La face cachée des grands crus de Bordeaux

La face cachée des grands crus de Bordeaux

C’est l’envers d’un décor prestigieux. Sa partie invisible. Les grands crus de Bordeaux, châteaux achetés à pris d’or par des multinationales du luxe, des assurances, du BTP, grandes fortunes qui ne savent plus où placer leur argent, exploitent une main-d’œuvre saisonnière et à l’année qui reste cachée. Mais sans ces travailleurs de la vigne, aucun domaine ne pourrait subsister.
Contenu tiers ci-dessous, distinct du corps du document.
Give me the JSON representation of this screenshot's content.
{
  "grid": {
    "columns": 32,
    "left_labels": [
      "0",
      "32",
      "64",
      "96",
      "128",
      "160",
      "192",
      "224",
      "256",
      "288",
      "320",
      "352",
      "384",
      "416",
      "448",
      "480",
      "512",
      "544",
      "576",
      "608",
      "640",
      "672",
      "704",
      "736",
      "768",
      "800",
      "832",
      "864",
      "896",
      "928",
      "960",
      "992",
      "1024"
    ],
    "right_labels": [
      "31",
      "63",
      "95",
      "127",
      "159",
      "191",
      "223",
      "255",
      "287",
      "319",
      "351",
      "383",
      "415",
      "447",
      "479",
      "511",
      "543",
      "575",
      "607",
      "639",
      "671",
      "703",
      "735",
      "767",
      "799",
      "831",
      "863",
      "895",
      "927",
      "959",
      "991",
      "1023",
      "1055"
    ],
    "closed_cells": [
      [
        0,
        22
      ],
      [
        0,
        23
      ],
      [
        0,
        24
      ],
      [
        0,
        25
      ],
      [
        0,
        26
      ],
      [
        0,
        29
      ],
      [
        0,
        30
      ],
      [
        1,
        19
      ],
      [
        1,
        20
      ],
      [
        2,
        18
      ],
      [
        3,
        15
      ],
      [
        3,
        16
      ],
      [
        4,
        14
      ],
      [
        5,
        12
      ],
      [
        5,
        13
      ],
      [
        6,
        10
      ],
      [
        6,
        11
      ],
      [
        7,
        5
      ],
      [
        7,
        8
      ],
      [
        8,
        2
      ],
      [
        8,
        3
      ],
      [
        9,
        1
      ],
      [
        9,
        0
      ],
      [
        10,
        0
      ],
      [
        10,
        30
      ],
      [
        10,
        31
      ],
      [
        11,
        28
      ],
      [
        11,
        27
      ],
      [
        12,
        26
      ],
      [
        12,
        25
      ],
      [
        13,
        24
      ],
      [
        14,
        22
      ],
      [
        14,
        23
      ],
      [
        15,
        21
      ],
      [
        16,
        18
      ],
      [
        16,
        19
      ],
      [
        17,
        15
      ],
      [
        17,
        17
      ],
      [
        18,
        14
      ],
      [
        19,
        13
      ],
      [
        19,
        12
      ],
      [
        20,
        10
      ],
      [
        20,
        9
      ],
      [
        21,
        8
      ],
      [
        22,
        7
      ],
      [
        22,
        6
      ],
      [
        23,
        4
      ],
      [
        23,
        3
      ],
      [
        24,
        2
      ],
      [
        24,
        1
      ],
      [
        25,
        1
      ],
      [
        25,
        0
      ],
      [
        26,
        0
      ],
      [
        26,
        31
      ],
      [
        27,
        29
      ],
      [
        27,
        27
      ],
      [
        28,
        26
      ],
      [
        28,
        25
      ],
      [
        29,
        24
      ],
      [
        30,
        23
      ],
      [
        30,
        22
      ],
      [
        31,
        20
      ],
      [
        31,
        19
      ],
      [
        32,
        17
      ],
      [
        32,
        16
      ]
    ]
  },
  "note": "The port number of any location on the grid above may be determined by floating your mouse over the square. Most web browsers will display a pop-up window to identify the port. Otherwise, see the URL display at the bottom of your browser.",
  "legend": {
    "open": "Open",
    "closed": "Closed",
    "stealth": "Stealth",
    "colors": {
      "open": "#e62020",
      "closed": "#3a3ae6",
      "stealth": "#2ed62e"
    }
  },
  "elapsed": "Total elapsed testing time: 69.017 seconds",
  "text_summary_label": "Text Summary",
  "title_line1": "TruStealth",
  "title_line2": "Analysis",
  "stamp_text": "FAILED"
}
L’art de vivre, tant vanté, associé aux grands vins, déploie une image avantageuse du goût, de distinction et de classe. Il dissimule surtout une réalité peu reluisante. Selon les auteurs de ce documentaire édifiant, Ixchel Delaporte (déjà auteure d’un livre sur le sujet aux Éditions du Rouergue) et Olivier Toscer, 60 000 personnes vivent sous le seuil de pauvreté et dans des conditions indignes de précarité, dans le triangle délimité par Saint-Émilion, Pauillac et Sauternes. À Pauillac, le “lumpenprolétariat” de la vigne campe dans une déchetterie.

Premier employeur en Gironde, le secteur viticole et de l’œnotourisme attire quatre millions de visiteurs par an. La route de l’estuaire vers le Médoc qui longe les plus belles propriétés de la région s’affiche comme un fastueux trompe-l’œil. Les sociétés lointaines qui en sont désormais les propriétaires font appel à des entreprises de sous-traitance qui déshumanisent le travail d’entretien et de surveillance de l’or rouge. Ces multinationales vendent du rêve et consolident ce “couloir de la pauvreté”, en employant trois fois plus d’intérimaires que de permanents.
Ces fourmis démunies réclament maintenant considération et dignité. Conscientes de n’être que des outils interchangeables, elles commencent à relever la tête et exigent leur dû. Leur lutte demeure feutrée mais le vent tourne. Certaines associations lancent l’idée d’apposer un label de charte sociale sur les étiquettes. Sous le velouté des grands crus fermente le vinaigre de la révolte.